Royalti Rekaman Suara Alam di Restoran: Penjelasan dari Ketua LMKN

Royalti Rekaman Suara Alam di Restoran: Penjelasan dari Ketua LMKN

urbanvibe.id – Ketua Lembaga Manajemen Kolektif Nasional (LMKN), Dharma Oratmangun, menekankan bahwa pelaku usaha restoran tetap diwajibkan membayar royalti meski menggunakan rekaman suara alam atau kicauan burung. Hal ini penting untuk menghormati hak produser rekaman yang memiliki hak atas suara tersebut.

Dalam penjelasannya, Dharma menyatakan bahwa semua suara rekaman, termasuk suara burung dan lagu internasional, diatur oleh hak cipta dan harus tunduk pada perjanjian internasional yang berlaku.

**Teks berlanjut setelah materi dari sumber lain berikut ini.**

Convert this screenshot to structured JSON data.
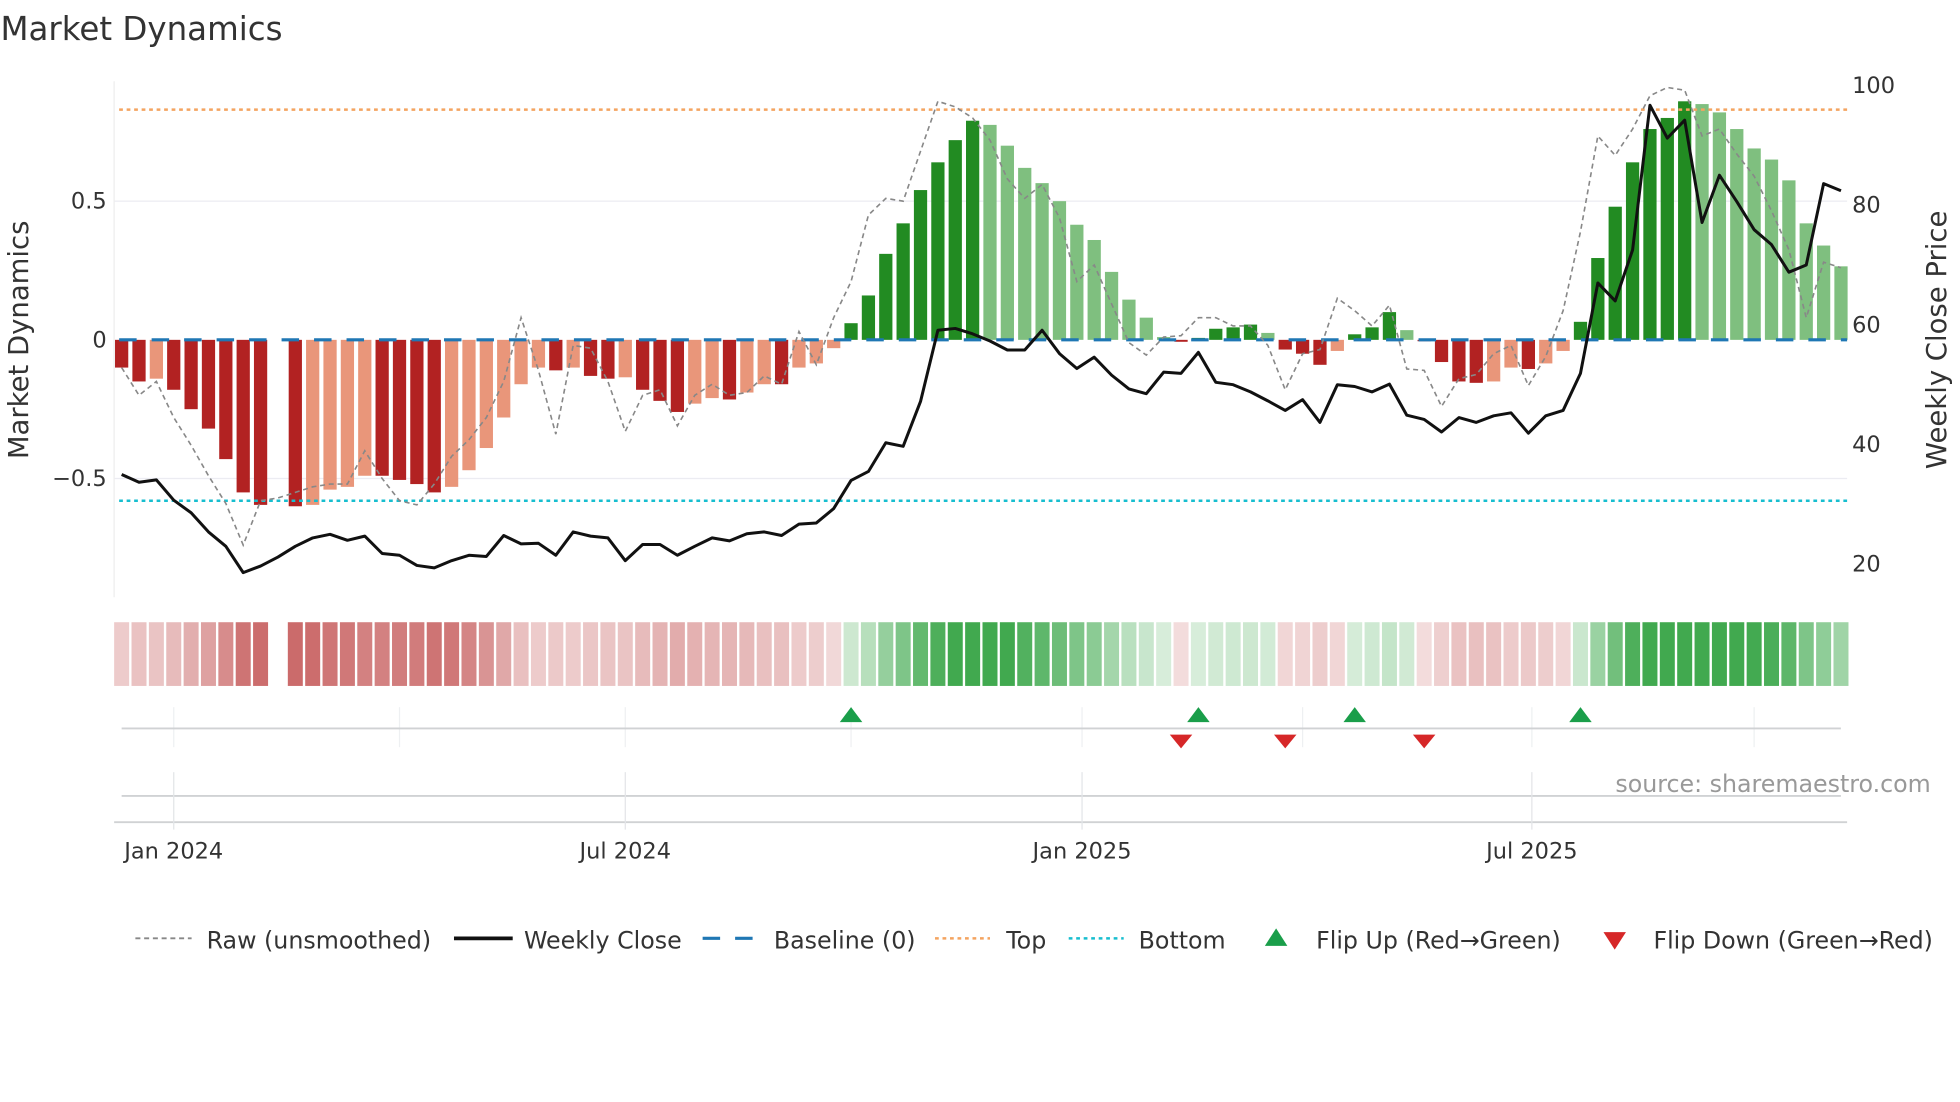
{
  "chart_data": {
    "type": "bar",
    "title": "Market Dynamics",
    "ylabel": "Market Dynamics",
    "y2label": "Weekly Close Price",
    "ylim": [
      -0.93,
      0.93
    ],
    "y2lim": [
      16,
      104
    ],
    "yticks": [
      {
        "v": 0.5,
        "label": "0.5"
      },
      {
        "v": 0,
        "label": "0"
      },
      {
        "v": -0.5,
        "label": "−0.5"
      }
    ],
    "y2ticks": [
      {
        "v": 100,
        "label": "100"
      },
      {
        "v": 80,
        "label": "80"
      },
      {
        "v": 60,
        "label": "60"
      },
      {
        "v": 40,
        "label": "40"
      },
      {
        "v": 20,
        "label": "20"
      }
    ],
    "xticks": [
      {
        "week": 3,
        "label": "Jan 2024"
      },
      {
        "week": 29,
        "label": "Jul 2024"
      },
      {
        "week": 55.3,
        "label": "Jan 2025"
      },
      {
        "week": 81.2,
        "label": "Jul 2025"
      }
    ],
    "minor_xticks": [
      16,
      42,
      68,
      94
    ],
    "weeks": 100,
    "top_level": 0.83,
    "bottom_level": -0.58,
    "baseline": 0,
    "colors": {
      "dark_red": "#b22222",
      "light_red": "#e9967a",
      "dark_green": "#228b22",
      "light_green": "#7fbf7f",
      "raw": "#888888",
      "close": "#111111",
      "baseline": "#1f77b4",
      "top": "#f4a460",
      "bottom": "#17becf",
      "flip_up": "#1a9e4a",
      "flip_down": "#d62728"
    },
    "dynamics": [
      -0.1,
      -0.15,
      -0.14,
      -0.18,
      -0.25,
      -0.32,
      -0.43,
      -0.55,
      -0.595,
      null,
      -0.6,
      -0.595,
      -0.54,
      -0.53,
      -0.49,
      -0.49,
      -0.505,
      -0.52,
      -0.55,
      -0.53,
      -0.47,
      -0.39,
      -0.28,
      -0.16,
      -0.1,
      -0.11,
      -0.1,
      -0.13,
      -0.14,
      -0.135,
      -0.18,
      -0.22,
      -0.26,
      -0.23,
      -0.21,
      -0.215,
      -0.19,
      -0.16,
      -0.16,
      -0.1,
      -0.085,
      -0.03,
      0.06,
      0.16,
      0.31,
      0.42,
      0.54,
      0.64,
      0.72,
      0.79,
      0.775,
      0.7,
      0.62,
      0.565,
      0.5,
      0.415,
      0.36,
      0.245,
      0.145,
      0.08,
      0.01,
      -0.007,
      0.007,
      0.04,
      0.045,
      0.055,
      0.025,
      -0.035,
      -0.05,
      -0.09,
      -0.04,
      0.02,
      0.045,
      0.1,
      0.035,
      -0.005,
      -0.08,
      -0.15,
      -0.155,
      -0.15,
      -0.1,
      -0.105,
      -0.085,
      -0.04,
      0.065,
      0.295,
      0.48,
      0.64,
      0.76,
      0.8,
      0.86,
      0.85,
      0.82,
      0.76,
      0.69,
      0.65,
      0.575,
      0.42,
      0.34,
      0.265
    ],
    "strength": [
      "strong",
      "strong",
      "weak",
      "strong",
      "strong",
      "strong",
      "strong",
      "strong",
      "strong",
      null,
      "strong",
      "weak",
      "weak",
      "weak",
      "weak",
      "strong",
      "strong",
      "strong",
      "strong",
      "weak",
      "weak",
      "weak",
      "weak",
      "weak",
      "weak",
      "strong",
      "weak",
      "strong",
      "strong",
      "weak",
      "strong",
      "strong",
      "strong",
      "weak",
      "weak",
      "strong",
      "weak",
      "weak",
      "strong",
      "weak",
      "weak",
      "weak",
      "strong",
      "strong",
      "strong",
      "strong",
      "strong",
      "strong",
      "strong",
      "strong",
      "weak",
      "weak",
      "weak",
      "weak",
      "weak",
      "weak",
      "weak",
      "weak",
      "weak",
      "weak",
      "weak",
      "strong",
      "strong",
      "strong",
      "strong",
      "strong",
      "weak",
      "strong",
      "strong",
      "strong",
      "weak",
      "strong",
      "strong",
      "strong",
      "weak",
      "strong",
      "strong",
      "strong",
      "strong",
      "weak",
      "weak",
      "strong",
      "weak",
      "weak",
      "strong",
      "strong",
      "strong",
      "strong",
      "strong",
      "strong",
      "strong",
      "weak",
      "weak",
      "weak",
      "weak",
      "weak",
      "weak",
      "weak",
      "weak",
      "weak"
    ],
    "weekly_close": [
      35.0,
      33.7,
      34.1,
      30.7,
      28.6,
      25.4,
      23.0,
      18.6,
      19.7,
      21.2,
      23.0,
      24.4,
      25.0,
      24.0,
      24.7,
      21.8,
      21.5,
      19.8,
      19.4,
      20.6,
      21.5,
      21.3,
      24.8,
      23.4,
      23.5,
      21.5,
      25.4,
      24.7,
      24.4,
      20.6,
      23.3,
      23.3,
      21.5,
      23.0,
      24.4,
      23.9,
      25.1,
      25.4,
      24.8,
      26.7,
      26.9,
      29.3,
      34.0,
      35.5,
      40.3,
      39.7,
      47.2,
      59.1,
      59.4,
      58.5,
      57.3,
      55.8,
      55.8,
      59.1,
      55.2,
      52.7,
      54.6,
      51.6,
      49.3,
      48.5,
      52.1,
      51.9,
      55.4,
      50.4,
      50.0,
      48.8,
      47.3,
      45.7,
      47.5,
      43.7,
      50.0,
      49.7,
      48.8,
      50.1,
      44.9,
      44.2,
      42.1,
      44.5,
      43.7,
      44.8,
      45.3,
      41.9,
      44.8,
      45.7,
      51.9,
      67.0,
      64.0,
      72.5,
      96.7,
      91.2,
      94.2,
      77.1,
      85.0,
      80.6,
      75.9,
      73.4,
      68.8,
      70.0,
      83.6,
      82.4
    ],
    "raw": [
      -0.1,
      -0.2,
      -0.15,
      -0.28,
      -0.38,
      -0.49,
      -0.59,
      -0.74,
      -0.58,
      -0.57,
      -0.55,
      -0.53,
      -0.52,
      -0.52,
      -0.4,
      -0.5,
      -0.58,
      -0.595,
      -0.52,
      -0.42,
      -0.36,
      -0.28,
      -0.15,
      0.08,
      -0.11,
      -0.34,
      -0.02,
      -0.03,
      -0.15,
      -0.33,
      -0.2,
      -0.18,
      -0.31,
      -0.2,
      -0.16,
      -0.2,
      -0.19,
      -0.13,
      -0.16,
      0.03,
      -0.09,
      0.08,
      0.21,
      0.45,
      0.51,
      0.5,
      0.68,
      0.86,
      0.84,
      0.8,
      0.72,
      0.58,
      0.51,
      0.56,
      0.44,
      0.21,
      0.27,
      0.13,
      -0.01,
      -0.055,
      0.01,
      0.015,
      0.08,
      0.08,
      0.05,
      0.05,
      -0.02,
      -0.18,
      -0.05,
      -0.035,
      0.15,
      0.105,
      0.05,
      0.125,
      -0.105,
      -0.11,
      -0.24,
      -0.14,
      -0.125,
      -0.05,
      -0.02,
      -0.165,
      -0.06,
      0.105,
      0.39,
      0.735,
      0.665,
      0.76,
      0.88,
      0.91,
      0.9,
      0.735,
      0.76,
      0.67,
      0.59,
      0.465,
      0.325,
      0.08,
      0.28,
      0.26
    ],
    "flip_up_weeks": [
      42,
      62,
      71,
      84
    ],
    "flip_down_weeks": [
      61,
      67,
      75
    ],
    "legend": {
      "placement": "bottom",
      "raw": "Raw (unsmoothed)",
      "close": "Weekly Close",
      "baseline": "Baseline (0)",
      "top": "Top",
      "bottom": "Bottom",
      "flip_up": "Flip Up (Red→Green)",
      "flip_down": "Flip Down (Green→Red)"
    },
    "source": "source: sharemaestro.com"
  }
}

Dharma Oratmangun Bicara Hak Cipta

Dharma Oratmangun menjelaskan dalam video yang viral di media sosial bahwa setiap rekaman suara, termasuk lagu dari berbagai bahasa, diatur oleh hak pencipta. “Nah yang dimaksud lagu itu, mau lagu bahasa Inggris, bahasa india, lagu bahasa indonesia, lagu papua, lagu aceh lagu minang, atau lagu instrumental, ya sekalipun itu karya musik,” ujarnya.

Dia juga memperingatkan bahwa semua jenis rekaman suara yang digunakan di restoran atau kafe akan dikenakan kewajiban royalti. “Harus bayar juga kalau pakai lagu luar negeri. Kita terikat perjanjian internasional,” tegasnya, menegaskan bahwa hak cipta tidak mengenal batasan regional.

Penting untuk dipahami bahwa menyampaikan lagu-lagu dari sumber yang sah adalah tanggung jawab pelaku usaha. Menurut Dharma, tidak ada jenis rekaman suara yang bebas dari kewajiban royalti.

Pentingnya Menjaga Hak Pencipta

Dharma menekankan bahwa membayar royalti adalah langkah yang paling adil dan sesuai hukum, serta bagian dari menghormati karya pencipta. Ia sangat menyesalkan jika ada narasi yang berpendapat bahwa pembebanan royalti memberatkan pelaku usaha.

“Harus bayar dong, itu ada hak pencipta. Itu Undang-Undang. Bagaimana kita pakai sebagai menu tapi enggak mau bayar?” ungkapnya dengan nada tegas. Menurutnya, sikap menghormati karya orang lain akan menciptakan ekosistem yang sehat bagi para pencipta.

BACA JUGA:  Menghadapi Quarter Life Crisis di Usia 25 Tahun

Sikap proaktif dalam hal ini juga bisa membantu memajukan industri kreatif di Indonesia. Ia berharap pelaku usaha tidak menciptakan narasi yang menyederhanakan masalah royalti, karena ini berkaitan langsung dengan ketentuan hukum.

Kasus Mie Gacoan dan Aturan Royalti

Salah satu contoh nyata adalah kasus restoran Mie Gacoan di Bali, yang dilaporkan oleh LMK Sentra Lisensi Musik Indonesia (SELMI) karena dugaan pelanggaran hak cipta. Direktur PT Mitra Bali Sukses, selaku pemegang lisensi waralaba, telah ditetapkan sebagai tersangka karena memutar musik tanpa izin sejak tahun 2022.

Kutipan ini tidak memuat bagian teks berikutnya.